No consideraba el detective una pérdida de tiempo esa charla. Vislumbraba que era un intercambio de impresiones positivo a través del cual fructificarían revelaciones más concretas sobre la investigación. Dejaba que Chus se explayara, reafirmando sus comentarios con gestos que, sin manifestar una opinión semejante, daban a entender que le eran muy esclarecedores. Del mismo modo, la postura condescendiente de Ambrosio era una demostración sincera del interés con el que apreciaba la vida del joven, pues intuía que él mismo no se libraba de ese mundo turbulento. Otras cualidades no adornarían al inspector, pero sí podía presumir de la capacidad de escuchar con atención y de sentir curiosidad enseguida por las vidas ajenas. El conflicto surgía cuando las confesiones que le hacían eran excesivamente personales y sinceras, ya que entonces se veía obligado a contar sus propias intimidades, como si le urgiera demostrar a su confidente que él no se encontraba exento de angustias y problemas similares.
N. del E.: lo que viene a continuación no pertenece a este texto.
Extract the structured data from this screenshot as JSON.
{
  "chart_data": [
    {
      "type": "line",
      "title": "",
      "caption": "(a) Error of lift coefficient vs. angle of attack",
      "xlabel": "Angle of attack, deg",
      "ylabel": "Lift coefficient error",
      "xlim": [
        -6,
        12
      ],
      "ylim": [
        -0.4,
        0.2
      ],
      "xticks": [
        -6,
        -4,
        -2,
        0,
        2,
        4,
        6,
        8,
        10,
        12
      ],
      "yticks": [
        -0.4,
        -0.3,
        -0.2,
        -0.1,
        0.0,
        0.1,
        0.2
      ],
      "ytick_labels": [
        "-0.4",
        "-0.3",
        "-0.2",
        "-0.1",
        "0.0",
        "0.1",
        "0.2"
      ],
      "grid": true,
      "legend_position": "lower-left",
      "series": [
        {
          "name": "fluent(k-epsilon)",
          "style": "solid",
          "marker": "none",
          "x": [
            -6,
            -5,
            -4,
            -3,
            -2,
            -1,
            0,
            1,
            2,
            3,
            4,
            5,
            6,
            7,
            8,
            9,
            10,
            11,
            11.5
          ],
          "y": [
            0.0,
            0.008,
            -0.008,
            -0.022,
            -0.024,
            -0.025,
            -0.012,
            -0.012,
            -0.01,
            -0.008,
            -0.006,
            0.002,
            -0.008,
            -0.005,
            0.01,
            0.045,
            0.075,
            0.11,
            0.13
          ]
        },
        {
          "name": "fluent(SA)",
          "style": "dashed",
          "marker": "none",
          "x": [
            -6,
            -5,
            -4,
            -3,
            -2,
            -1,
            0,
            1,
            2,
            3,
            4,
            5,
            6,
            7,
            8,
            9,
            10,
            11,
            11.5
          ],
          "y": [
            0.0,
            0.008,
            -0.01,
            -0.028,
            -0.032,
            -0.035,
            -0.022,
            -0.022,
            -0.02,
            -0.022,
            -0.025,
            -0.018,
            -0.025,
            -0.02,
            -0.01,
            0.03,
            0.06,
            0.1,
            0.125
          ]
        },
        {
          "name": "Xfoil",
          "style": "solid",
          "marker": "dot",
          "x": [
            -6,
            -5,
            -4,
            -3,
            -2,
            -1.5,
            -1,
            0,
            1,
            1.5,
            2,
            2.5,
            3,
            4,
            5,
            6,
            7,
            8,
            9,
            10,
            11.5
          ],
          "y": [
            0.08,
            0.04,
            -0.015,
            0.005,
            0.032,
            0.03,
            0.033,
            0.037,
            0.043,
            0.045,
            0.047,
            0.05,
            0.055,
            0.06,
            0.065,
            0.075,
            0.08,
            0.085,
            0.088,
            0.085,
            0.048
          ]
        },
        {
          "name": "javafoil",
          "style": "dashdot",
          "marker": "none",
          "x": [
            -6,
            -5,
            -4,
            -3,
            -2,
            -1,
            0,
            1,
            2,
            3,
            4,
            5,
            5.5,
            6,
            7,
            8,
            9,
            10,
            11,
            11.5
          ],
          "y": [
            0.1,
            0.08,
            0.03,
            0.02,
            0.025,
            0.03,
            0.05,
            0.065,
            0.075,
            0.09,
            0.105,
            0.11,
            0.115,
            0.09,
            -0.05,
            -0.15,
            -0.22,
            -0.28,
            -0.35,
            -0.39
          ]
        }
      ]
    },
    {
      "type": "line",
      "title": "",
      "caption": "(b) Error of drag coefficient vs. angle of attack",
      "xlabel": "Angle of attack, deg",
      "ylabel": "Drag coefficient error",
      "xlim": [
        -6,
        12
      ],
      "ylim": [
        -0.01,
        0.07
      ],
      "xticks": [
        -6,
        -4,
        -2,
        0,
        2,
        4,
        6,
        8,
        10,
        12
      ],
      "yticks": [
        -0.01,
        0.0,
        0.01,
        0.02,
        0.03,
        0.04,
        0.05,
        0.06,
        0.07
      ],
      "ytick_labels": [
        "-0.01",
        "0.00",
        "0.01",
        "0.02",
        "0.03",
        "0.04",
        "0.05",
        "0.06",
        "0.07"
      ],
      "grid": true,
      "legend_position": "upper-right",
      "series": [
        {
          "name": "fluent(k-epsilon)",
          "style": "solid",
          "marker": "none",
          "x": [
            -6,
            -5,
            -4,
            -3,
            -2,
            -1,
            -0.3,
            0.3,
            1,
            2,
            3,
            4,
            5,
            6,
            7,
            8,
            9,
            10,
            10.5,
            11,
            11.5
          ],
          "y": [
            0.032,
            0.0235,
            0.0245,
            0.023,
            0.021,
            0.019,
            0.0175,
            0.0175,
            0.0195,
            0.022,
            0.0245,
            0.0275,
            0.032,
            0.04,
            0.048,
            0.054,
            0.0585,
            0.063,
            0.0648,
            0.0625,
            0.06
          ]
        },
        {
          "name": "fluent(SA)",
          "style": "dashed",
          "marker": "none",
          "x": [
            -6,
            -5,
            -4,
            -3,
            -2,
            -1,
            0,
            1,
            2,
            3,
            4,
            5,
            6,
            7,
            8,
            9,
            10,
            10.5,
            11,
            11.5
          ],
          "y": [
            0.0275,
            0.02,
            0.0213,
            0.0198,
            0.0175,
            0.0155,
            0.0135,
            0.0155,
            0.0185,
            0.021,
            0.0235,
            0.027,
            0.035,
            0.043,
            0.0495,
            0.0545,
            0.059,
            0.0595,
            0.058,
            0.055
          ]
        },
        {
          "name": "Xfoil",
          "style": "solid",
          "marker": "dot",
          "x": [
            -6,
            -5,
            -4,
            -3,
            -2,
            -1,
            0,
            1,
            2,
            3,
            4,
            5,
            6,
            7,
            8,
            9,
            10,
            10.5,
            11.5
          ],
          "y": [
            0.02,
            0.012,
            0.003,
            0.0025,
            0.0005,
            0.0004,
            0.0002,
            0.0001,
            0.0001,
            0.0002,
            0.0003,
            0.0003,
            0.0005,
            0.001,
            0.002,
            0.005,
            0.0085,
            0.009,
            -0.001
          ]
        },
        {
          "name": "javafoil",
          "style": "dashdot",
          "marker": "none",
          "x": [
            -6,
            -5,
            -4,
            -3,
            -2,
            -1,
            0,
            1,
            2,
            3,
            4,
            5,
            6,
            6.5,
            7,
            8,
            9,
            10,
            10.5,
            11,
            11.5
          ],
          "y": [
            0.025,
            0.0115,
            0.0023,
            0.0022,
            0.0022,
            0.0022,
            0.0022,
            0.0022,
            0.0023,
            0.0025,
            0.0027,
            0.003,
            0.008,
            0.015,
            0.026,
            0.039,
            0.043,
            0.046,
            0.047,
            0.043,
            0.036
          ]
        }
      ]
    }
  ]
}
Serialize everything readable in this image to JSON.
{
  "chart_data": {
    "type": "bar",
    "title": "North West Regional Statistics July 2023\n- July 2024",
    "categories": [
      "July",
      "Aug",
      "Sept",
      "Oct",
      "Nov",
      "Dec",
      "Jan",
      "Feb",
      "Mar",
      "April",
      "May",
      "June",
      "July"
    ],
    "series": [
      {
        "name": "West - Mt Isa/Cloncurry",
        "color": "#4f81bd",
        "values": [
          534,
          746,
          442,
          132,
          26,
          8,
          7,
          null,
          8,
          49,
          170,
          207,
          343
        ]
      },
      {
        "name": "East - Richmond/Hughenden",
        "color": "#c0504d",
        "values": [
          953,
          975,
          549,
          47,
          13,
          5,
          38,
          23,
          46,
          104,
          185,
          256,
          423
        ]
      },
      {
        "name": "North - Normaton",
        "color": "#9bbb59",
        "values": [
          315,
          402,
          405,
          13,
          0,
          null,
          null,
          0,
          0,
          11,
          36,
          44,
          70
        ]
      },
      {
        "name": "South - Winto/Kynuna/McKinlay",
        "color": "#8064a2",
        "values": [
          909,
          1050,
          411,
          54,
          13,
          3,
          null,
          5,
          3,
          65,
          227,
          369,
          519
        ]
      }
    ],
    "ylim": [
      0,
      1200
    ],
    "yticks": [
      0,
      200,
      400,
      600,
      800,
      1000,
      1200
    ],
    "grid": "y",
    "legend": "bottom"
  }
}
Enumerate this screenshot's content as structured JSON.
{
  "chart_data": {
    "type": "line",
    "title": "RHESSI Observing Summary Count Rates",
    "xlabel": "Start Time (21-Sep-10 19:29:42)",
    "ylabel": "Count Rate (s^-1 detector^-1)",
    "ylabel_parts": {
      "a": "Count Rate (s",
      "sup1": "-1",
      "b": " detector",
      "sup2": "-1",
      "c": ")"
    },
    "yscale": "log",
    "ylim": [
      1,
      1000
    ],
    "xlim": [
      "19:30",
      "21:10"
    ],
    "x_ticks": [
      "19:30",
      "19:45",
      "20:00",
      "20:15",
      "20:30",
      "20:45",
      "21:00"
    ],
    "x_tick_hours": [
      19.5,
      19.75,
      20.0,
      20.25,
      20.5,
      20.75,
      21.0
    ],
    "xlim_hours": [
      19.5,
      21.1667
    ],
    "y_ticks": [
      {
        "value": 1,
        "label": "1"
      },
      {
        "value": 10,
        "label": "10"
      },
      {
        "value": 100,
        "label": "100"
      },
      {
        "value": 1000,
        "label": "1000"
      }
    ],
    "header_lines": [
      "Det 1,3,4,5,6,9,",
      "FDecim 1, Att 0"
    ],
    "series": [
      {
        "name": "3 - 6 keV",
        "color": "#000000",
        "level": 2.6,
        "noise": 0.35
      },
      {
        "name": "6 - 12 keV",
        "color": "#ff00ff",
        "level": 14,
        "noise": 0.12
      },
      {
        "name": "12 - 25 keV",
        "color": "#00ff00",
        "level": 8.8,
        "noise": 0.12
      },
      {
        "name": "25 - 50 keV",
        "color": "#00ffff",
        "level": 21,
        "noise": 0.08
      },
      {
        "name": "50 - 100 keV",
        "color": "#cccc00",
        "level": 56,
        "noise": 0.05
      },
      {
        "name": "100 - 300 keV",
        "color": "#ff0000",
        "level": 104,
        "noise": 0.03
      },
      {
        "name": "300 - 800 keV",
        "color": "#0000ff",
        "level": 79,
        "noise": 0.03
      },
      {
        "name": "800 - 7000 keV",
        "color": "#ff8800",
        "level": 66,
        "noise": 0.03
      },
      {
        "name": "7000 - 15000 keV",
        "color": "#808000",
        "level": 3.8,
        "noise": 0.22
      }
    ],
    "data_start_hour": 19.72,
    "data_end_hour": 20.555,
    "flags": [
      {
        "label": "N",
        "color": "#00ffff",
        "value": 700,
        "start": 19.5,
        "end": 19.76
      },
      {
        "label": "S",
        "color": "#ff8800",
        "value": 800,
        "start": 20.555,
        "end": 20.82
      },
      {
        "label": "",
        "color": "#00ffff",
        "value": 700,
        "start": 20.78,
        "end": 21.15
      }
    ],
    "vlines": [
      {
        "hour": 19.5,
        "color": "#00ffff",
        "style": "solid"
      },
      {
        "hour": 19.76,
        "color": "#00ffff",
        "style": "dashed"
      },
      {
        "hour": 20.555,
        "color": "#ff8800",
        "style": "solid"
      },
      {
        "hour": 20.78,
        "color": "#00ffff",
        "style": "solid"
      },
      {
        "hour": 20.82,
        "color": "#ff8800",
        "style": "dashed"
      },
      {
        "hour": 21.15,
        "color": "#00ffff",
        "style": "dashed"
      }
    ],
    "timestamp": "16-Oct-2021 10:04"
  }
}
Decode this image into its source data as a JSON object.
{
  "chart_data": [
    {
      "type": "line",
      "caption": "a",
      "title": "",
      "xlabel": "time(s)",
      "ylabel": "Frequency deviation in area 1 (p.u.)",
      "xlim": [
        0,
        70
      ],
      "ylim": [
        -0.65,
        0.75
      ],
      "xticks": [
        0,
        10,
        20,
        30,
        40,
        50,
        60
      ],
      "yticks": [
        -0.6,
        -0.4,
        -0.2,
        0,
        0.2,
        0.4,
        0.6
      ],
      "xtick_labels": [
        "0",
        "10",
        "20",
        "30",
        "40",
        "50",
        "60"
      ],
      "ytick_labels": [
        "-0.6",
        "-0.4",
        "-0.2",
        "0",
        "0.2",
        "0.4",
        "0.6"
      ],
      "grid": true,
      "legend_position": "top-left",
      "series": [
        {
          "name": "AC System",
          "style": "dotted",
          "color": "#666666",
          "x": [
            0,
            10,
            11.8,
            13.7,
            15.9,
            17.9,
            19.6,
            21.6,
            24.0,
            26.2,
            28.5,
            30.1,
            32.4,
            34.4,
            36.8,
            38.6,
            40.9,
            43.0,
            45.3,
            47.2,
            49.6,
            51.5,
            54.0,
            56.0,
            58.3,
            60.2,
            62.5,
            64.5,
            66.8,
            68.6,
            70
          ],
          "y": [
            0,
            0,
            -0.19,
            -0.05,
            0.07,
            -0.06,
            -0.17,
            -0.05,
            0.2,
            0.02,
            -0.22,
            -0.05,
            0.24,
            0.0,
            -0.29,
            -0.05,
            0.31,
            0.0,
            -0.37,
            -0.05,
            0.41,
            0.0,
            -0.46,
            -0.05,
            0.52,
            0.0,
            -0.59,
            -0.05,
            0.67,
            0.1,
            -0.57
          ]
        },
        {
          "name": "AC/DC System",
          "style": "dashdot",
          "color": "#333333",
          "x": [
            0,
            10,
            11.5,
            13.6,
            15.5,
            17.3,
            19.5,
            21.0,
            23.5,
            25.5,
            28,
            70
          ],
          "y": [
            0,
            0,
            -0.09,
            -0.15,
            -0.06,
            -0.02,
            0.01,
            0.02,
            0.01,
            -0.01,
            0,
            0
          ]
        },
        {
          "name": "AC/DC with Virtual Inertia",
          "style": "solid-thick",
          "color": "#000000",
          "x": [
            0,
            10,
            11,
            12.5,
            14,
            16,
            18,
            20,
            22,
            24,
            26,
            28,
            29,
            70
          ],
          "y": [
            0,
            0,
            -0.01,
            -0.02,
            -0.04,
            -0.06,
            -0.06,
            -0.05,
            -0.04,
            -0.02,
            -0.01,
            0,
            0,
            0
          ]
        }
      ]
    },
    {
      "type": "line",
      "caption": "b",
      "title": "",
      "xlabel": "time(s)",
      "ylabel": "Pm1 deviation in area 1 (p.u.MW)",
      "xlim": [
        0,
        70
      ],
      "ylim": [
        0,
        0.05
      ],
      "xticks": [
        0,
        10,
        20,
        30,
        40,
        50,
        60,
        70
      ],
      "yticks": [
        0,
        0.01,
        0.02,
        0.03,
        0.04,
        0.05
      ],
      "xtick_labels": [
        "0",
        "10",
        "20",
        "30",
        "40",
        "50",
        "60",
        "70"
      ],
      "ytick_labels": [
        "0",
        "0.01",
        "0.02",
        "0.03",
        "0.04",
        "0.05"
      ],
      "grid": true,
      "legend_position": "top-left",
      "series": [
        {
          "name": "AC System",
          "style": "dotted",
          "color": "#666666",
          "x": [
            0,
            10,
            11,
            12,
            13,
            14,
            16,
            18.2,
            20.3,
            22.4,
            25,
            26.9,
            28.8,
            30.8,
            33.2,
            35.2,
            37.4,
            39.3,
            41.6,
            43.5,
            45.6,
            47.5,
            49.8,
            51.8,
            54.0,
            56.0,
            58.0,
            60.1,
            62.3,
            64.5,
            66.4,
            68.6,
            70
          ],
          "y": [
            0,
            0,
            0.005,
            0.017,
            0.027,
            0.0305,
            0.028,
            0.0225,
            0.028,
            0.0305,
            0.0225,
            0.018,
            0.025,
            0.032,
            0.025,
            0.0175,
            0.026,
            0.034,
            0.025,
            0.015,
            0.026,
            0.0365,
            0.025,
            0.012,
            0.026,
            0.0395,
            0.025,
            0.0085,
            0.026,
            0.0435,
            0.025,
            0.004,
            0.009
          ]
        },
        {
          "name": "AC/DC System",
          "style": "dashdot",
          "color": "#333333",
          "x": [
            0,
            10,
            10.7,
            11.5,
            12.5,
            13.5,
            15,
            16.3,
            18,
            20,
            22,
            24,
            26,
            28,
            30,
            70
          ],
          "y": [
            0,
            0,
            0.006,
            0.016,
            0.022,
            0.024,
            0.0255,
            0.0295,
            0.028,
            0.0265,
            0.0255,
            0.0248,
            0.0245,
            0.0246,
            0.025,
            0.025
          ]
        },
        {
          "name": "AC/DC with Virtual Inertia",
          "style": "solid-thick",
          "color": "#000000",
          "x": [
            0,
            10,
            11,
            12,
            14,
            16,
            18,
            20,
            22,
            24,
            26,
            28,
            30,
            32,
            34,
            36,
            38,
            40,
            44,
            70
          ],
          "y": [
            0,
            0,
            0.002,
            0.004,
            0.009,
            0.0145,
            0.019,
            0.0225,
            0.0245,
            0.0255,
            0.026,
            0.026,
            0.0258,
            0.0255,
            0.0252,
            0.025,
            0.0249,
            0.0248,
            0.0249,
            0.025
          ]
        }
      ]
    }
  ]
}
Aunque, cuando llegaba a confesarlas, se sentía defraudado al comprobar que con frecuencia no lo escuchaban. Por eso era muy cauto en esas circunstancias y, a pesar de no saber muy bien cómo reaccionar, prefería no abrir la boca al sospechar que lo que realmente querían esos atormentados interlocutores era que se los atendiera de manera egoísta para que se pudieran desahogar a sus anchas.
Lo único que era como Dios mandaba en el local era la música, con un sonido perfecto a pesar del exagerado volumen. La mayoría de las composiciones le eran desconocidas y se prodigaban grupos musicales españoles que también le resultaban absolutamente ignotos. De todos modos, no le molestaban. Las canciones eran idénticas a un cortafuegos de armonía que aislaba la conversación íntima que mantenían, limitando su charla a un ámbito personal, aunque a su lado estuvieran otras personas. Chus le hablaba a gritos y se le secaba la garganta, que suavizaba dulcemente con pequeños sorbos del Martini.